How do you even start a Geo IP database?


There are plenty of API services out there that offer IP to geolocation infromation. There are also static databases that you can buy and then get updates on. However, I'm curious about the process: how do you even start a database like that?

  • Can you make assumptions based on prefixes?
  • Do datacenters and ISPs publish some range that they own so you can make assumptions based on that?
  • Does it really need to be a database, or could it be a series of conditionals and range checks?
  • What if you just need US states, for example, could range checks be used to know that?
  • Why are updates needed?

Solution

  • How do you even start a database like that?

    Depending of the context, law can regulate your activity. Here it is collecting IP adresses with timesptamp range, combined with geolocalisation data. This to protect the privacy of its users.

    The capacity/performances of your chosen DBMS has to compare with the stored data.

    In our case the total number of public addresses with some other attributes.

    Can you make assumptions based on prefixes?

    Yes, but only up to a certain point.

    The primary source for IP address data is the Regional Internet Registries. They allocate and distribute IP addresses amongst organizations located in their respective service regions. Eg. African Network Information Centre (AfriNIC), Asia-Pacific Network Information Centre (APNIC) etc.

    The registries allow assignees to specify country of each assigned block.

    Do datacenters and ISPs publish some range that they own so you can make assumptions based on that?

    Yes for ISPs (as Local Internet Registries, LIR). Each Regional Internet Registry is composed of LIRs. For example, it is possible to write a script that query range info from the RIPE RIR (Europe) db that is exposed with a REST API at https://apps.db.ripe.net

    Does it really need to be a database, or could it be a series of conditionals and range checks?
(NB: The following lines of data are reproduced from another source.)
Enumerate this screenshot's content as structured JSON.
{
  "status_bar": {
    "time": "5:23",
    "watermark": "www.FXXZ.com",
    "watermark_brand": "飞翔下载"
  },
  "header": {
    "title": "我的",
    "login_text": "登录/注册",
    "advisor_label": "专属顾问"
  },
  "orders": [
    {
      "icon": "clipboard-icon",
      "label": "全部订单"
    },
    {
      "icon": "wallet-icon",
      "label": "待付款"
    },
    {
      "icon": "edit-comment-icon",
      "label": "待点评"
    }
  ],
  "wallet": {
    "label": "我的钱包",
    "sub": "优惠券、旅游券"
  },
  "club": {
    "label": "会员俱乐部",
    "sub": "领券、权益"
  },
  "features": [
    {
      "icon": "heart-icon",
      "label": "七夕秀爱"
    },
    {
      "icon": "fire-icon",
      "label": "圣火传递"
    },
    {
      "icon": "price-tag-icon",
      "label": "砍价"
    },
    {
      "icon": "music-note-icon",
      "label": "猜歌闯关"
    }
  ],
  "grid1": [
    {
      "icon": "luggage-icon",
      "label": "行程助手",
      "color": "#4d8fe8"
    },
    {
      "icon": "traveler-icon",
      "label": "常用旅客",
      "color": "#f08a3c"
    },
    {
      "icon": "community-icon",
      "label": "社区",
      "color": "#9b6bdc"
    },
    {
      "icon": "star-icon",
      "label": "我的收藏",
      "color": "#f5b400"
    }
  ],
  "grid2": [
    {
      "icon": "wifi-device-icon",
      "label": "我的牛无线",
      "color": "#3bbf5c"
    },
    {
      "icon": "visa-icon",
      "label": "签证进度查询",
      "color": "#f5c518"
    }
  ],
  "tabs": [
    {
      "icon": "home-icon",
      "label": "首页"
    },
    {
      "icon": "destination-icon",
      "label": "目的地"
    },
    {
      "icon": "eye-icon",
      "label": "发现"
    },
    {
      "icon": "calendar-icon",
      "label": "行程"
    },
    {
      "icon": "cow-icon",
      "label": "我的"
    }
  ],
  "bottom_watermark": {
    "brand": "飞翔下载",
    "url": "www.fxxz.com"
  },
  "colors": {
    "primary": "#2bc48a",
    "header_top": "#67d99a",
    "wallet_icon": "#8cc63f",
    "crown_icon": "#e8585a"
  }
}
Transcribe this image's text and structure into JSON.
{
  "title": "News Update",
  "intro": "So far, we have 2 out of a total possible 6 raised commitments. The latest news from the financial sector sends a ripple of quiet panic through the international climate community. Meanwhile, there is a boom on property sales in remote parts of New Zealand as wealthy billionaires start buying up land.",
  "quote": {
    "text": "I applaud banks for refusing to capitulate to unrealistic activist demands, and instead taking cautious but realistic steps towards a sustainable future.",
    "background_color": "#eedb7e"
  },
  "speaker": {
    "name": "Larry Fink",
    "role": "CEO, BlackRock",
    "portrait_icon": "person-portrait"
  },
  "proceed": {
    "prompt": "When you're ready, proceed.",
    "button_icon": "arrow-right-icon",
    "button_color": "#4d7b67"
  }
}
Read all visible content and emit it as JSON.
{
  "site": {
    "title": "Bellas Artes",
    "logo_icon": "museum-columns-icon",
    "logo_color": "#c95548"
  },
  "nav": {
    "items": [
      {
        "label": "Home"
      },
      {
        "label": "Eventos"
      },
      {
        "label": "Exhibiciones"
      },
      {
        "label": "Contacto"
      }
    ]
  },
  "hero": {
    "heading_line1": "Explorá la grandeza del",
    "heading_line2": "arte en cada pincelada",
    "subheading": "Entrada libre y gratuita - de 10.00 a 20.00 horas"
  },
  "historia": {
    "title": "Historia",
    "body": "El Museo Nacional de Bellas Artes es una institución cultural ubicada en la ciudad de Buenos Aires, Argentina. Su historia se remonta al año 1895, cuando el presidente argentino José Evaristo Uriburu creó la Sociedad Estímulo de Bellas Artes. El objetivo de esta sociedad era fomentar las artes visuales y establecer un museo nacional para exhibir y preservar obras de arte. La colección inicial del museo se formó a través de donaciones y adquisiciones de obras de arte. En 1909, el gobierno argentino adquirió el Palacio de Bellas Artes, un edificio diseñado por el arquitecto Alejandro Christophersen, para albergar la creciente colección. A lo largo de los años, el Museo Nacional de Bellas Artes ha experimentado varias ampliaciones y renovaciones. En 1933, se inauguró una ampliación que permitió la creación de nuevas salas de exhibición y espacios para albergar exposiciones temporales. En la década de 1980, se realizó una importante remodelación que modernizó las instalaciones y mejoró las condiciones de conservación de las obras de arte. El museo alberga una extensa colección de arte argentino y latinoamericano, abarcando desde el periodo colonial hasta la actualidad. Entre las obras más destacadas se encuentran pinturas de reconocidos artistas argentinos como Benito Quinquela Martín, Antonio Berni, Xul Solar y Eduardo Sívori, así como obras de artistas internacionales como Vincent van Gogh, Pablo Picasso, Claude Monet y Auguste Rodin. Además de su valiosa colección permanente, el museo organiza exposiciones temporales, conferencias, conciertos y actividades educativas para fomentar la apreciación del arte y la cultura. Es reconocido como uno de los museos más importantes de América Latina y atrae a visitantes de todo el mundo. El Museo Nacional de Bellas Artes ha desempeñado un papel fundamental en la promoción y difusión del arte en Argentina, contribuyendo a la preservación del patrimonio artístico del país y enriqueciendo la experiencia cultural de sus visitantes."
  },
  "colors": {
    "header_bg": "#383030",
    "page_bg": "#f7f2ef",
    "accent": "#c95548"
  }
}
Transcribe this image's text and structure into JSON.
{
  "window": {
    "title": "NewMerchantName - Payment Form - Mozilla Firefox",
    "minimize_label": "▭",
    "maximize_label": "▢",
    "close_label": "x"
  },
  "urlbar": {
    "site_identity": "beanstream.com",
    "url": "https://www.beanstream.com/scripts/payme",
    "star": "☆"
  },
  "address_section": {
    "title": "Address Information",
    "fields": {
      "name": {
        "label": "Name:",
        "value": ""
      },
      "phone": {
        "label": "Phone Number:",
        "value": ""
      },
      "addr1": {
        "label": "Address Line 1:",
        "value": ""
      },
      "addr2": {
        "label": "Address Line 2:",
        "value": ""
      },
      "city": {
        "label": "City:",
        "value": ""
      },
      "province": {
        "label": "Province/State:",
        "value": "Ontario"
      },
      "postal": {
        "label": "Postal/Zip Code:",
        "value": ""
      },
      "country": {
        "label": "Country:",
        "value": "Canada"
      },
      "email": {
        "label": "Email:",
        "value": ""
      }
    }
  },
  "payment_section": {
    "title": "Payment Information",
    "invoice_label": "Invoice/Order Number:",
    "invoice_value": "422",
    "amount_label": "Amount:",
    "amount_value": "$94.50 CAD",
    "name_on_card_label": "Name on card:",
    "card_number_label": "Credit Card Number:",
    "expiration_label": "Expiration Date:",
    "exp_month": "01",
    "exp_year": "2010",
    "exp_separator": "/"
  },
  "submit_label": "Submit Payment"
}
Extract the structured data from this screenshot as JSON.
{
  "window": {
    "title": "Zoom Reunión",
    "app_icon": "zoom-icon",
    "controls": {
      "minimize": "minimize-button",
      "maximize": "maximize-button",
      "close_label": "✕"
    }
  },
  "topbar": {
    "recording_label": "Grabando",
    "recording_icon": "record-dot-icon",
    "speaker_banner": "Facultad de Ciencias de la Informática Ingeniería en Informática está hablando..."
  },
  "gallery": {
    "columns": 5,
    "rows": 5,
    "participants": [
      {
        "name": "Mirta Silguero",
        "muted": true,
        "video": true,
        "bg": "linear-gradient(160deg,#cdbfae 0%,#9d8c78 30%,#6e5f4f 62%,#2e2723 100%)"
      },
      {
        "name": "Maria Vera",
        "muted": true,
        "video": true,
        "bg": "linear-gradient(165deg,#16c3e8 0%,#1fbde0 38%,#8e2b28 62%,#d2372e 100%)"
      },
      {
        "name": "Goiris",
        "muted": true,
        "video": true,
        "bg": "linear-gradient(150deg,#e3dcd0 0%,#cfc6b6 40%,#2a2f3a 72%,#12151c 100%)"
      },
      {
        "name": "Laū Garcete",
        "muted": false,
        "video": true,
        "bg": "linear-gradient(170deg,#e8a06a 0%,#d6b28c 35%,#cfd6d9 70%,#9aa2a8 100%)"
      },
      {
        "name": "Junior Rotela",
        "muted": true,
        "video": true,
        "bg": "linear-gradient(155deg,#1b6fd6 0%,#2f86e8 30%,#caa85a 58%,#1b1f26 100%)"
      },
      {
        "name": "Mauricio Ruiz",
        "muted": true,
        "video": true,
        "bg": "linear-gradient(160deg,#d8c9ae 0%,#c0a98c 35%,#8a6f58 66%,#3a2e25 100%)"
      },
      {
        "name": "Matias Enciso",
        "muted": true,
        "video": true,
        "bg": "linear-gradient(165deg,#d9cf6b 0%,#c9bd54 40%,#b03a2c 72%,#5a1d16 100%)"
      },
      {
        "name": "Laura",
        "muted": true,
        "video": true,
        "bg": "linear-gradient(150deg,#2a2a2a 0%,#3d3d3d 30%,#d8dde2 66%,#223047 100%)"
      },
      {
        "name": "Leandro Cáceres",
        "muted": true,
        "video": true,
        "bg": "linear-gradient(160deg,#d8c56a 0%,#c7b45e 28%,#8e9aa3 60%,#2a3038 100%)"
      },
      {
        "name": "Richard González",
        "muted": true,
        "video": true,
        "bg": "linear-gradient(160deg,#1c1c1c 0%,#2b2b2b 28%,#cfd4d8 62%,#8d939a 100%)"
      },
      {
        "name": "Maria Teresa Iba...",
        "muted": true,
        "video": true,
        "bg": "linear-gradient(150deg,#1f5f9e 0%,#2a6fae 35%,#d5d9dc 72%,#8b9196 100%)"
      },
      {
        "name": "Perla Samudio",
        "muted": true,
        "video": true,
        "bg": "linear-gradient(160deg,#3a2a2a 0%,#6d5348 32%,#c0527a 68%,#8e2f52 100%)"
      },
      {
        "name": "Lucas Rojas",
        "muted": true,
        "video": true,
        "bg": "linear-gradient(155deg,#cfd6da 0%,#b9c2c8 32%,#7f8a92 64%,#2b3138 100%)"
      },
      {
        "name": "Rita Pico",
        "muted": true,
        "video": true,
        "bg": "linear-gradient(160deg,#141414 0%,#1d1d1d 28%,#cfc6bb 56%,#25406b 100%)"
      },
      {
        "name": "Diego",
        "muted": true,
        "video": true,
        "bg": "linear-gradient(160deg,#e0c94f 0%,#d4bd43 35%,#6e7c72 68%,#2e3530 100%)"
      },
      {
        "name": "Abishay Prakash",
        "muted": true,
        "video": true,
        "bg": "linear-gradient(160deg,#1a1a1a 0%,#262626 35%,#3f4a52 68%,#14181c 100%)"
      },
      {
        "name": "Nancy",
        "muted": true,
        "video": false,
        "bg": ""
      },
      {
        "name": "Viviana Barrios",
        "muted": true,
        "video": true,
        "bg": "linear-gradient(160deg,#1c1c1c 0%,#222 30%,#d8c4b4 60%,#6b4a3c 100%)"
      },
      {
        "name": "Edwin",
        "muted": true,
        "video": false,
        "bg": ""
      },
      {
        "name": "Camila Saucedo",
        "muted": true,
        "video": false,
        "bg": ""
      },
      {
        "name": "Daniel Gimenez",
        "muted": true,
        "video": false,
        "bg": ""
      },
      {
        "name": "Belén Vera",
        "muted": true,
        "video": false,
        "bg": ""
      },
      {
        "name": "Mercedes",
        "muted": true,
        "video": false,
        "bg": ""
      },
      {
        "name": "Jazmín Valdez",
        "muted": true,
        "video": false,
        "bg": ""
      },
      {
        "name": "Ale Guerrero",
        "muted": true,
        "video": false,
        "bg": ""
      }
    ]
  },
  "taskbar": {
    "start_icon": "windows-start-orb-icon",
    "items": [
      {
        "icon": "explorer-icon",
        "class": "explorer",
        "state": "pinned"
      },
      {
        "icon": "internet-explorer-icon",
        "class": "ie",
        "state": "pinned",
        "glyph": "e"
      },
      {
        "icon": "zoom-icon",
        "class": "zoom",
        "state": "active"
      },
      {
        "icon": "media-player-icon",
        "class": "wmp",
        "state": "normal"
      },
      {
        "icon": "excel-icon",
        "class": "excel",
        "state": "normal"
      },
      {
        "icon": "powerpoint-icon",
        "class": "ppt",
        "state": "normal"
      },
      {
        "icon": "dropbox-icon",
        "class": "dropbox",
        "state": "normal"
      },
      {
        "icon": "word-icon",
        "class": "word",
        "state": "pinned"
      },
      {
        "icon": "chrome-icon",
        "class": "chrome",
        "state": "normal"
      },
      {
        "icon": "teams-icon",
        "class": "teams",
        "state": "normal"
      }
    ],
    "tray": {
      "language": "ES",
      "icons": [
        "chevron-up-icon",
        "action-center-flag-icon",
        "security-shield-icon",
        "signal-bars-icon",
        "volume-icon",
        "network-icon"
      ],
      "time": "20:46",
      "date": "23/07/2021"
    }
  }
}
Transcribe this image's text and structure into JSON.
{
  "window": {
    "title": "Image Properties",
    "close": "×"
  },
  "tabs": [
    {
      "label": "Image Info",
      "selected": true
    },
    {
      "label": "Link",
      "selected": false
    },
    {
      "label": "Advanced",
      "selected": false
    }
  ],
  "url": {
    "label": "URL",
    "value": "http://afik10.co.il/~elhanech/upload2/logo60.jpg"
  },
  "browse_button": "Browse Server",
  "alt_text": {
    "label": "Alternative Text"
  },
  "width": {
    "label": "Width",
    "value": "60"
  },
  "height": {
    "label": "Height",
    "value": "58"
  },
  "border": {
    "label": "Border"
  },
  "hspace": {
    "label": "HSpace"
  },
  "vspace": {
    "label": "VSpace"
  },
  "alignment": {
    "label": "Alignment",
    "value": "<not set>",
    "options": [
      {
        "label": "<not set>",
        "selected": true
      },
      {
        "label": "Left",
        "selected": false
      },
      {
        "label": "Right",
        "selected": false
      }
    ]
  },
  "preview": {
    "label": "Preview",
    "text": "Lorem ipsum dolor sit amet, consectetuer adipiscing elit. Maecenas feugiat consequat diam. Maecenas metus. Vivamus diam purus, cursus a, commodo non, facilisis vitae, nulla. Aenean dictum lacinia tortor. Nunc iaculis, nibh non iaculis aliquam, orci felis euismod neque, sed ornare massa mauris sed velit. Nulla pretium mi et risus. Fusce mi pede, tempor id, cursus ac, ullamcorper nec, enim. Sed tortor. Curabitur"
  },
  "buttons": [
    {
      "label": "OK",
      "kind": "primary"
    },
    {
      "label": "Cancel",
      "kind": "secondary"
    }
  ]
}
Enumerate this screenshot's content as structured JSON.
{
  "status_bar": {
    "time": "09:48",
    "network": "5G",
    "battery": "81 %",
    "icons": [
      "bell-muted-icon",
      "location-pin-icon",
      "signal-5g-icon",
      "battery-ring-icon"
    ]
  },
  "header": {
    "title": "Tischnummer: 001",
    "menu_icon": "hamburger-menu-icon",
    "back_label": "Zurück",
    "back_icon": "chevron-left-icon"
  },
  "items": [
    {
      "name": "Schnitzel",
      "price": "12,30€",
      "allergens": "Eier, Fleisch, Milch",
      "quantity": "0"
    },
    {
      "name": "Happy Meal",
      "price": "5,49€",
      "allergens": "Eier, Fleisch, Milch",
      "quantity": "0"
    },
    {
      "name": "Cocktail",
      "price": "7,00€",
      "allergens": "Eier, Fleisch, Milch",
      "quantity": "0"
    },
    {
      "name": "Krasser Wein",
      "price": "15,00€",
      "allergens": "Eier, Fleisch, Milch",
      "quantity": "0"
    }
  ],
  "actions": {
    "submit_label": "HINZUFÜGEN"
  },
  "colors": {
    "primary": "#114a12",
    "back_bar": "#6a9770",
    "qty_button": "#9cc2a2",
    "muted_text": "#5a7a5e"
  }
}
    To improve accuracy, some services cross reference data from various other types of sources, including internet crawlers. We can imagine a service that choose or not also to store or update the submitted IP. A dedicated DBMS seems unavoidable due to the amount of public IPv4/IPv6 addresses to store.

    What if you just need US states, for example, could range checks be used to know that?

    Yes, but not always with an accuracy that you could find satisfactory.

    Why are updates needed?

    Most of the time, ISPs assign public IP addresses to certain endpoints that may change over time.